ETFs face off with mutual funds
ETFs bought $98 billion worth of equities during the first quarter of this year. Equity demand from ETFs amounted to $174 billion in all of 2015 and $188 billion in all of 2016. As ETFs purchase equities, mutual funds have been unloading them, according to the Goldman team. They report that mutual funds sold $31 billion worth of equities during the first quarter, which was the sixth quarter in a row that they have been net sellers of mutual funds. They expect mutual funds to remain net sellers in all of 2017.
They add that even though mutual funds sold $31 billion worth of equities during the first quarter, net equity demand was still about $15 billion higher than it was in the third and fourth quarters of 2016. In the third quarter, net demand stood at $49 billion, while in the fourth quarter, it was at $46 billion.
Kostin and team forecast a "modest" deceleration in ETF purchases during the second half of this year versus the first quarter because they see a lower "potential for significant equity upside" through the end of the year. They also expect mutual fund demand and inflows will continue to weaken as investors continue to shift from active management to passive funds.
Equity demand among foreign investors to drop
The Goldman team notes that while U.S. stocks rose 6% during the first quarter, foreign investors boosted their share of total corporate equity ownership. They added that foreign purchases of U.S. stocks amounted to $55 billion during the first quarter. It was only the second quarter foreign investors have bought U.S. stocks out of the last eight quarters.
They expect foreign investors to go back to being net sellers of U.S. equities in the second half of the year. They're forecasting total equity demand from foreign investors to be $25 billion for all of this year, which points to net sales of $30 billion in the second half of this year.
Kostin and team also reported that U.S. corporate equity demand, which they define as "buybacks minus issuance," amounted to $136 billion during the first quarter.
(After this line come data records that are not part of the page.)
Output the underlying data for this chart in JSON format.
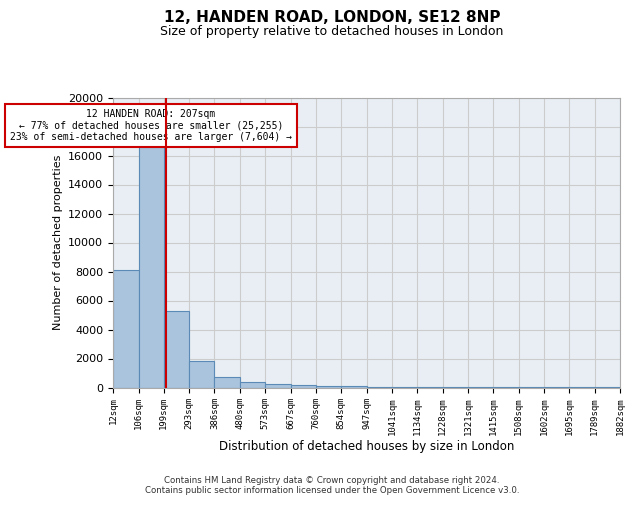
{
  "title": "12, HANDEN ROAD, LONDON, SE12 8NP",
  "subtitle": "Size of property relative to detached houses in London",
  "xlabel": "Distribution of detached houses by size in London",
  "ylabel": "Number of detached properties",
  "bin_edges": [
    12,
    106,
    199,
    293,
    386,
    480,
    573,
    667,
    760,
    854,
    947,
    1041,
    1134,
    1228,
    1321,
    1415,
    1508,
    1602,
    1695,
    1789,
    1882
  ],
  "bar_heights": [
    8100,
    16600,
    5300,
    1800,
    700,
    350,
    250,
    150,
    100,
    70,
    50,
    35,
    25,
    20,
    15,
    10,
    8,
    6,
    5,
    4
  ],
  "bar_color": "#aac4de",
  "bar_edge_color": "#5a8ab5",
  "ylim": [
    0,
    20000
  ],
  "yticks": [
    0,
    2000,
    4000,
    6000,
    8000,
    10000,
    12000,
    14000,
    16000,
    18000,
    20000
  ],
  "property_size": 207,
  "red_line_color": "#cc0000",
  "annotation_text": "12 HANDEN ROAD: 207sqm\n← 77% of detached houses are smaller (25,255)\n23% of semi-detached houses are larger (7,604) →",
  "annotation_box_color": "#cc0000",
  "grid_color": "#cccccc",
  "background_color": "#e8eef4",
  "footer_text": "Contains HM Land Registry data © Crown copyright and database right 2024.\nContains public sector information licensed under the Open Government Licence v3.0.",
  "tick_labels": [
    "12sqm",
    "106sqm",
    "199sqm",
    "293sqm",
    "386sqm",
    "480sqm",
    "573sqm",
    "667sqm",
    "760sqm",
    "854sqm",
    "947sqm",
    "1041sqm",
    "1134sqm",
    "1228sqm",
    "1321sqm",
    "1415sqm",
    "1508sqm",
    "1602sqm",
    "1695sqm",
    "1789sqm",
    "1882sqm"
  ]
}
It was a lower level than the six quarters immediately before it and a 10% decline from the fourth quarter. But despite that, share buybacks remained the greatest source of U.S. equity demand. They found that 22% of the buybacks among S&P 500 companies were by firms in the Financials sector, compared to the sector's five-year average contribution is 15%.
The Goldman team expects U.S. equity demand among corporates to grow 2% to reach $640 billion in all of 2017. They explain that the projected 3% increase in adjusted earnings per share this year, combined with near-record cash-to-assets levels and capacity utilization that remains below average, should drive growth in share buybacks for 2017.
No slam dunk for tax reform yet
They had previously been estimating an 11% increase in buybacks for this year, which would bring the total to $700 billion. However, they revised that estimate to reflect the delay their firm's economists are forecasting for Trump's tax reform, which will enable companies to repatriate cash at a lower tax rate. Tax reform and tax repatriation have been widely considered to be a slam dunk this year, and Barclays was buying value stocks in anticipation of the tax cuts that are expected to be part of the reform. So far, the Trump administration has failed to get anything done on this, however.
The Goldman team had been projecting between $60 billion and $70 billion in cash to be repatriated during the fourth quarter of this year, paired with $50 billion in spending on share repurchases. However, their new forecast eliminates the boost from tax reform for this year and also takes into account the first quarter's weaker-than-expected activity.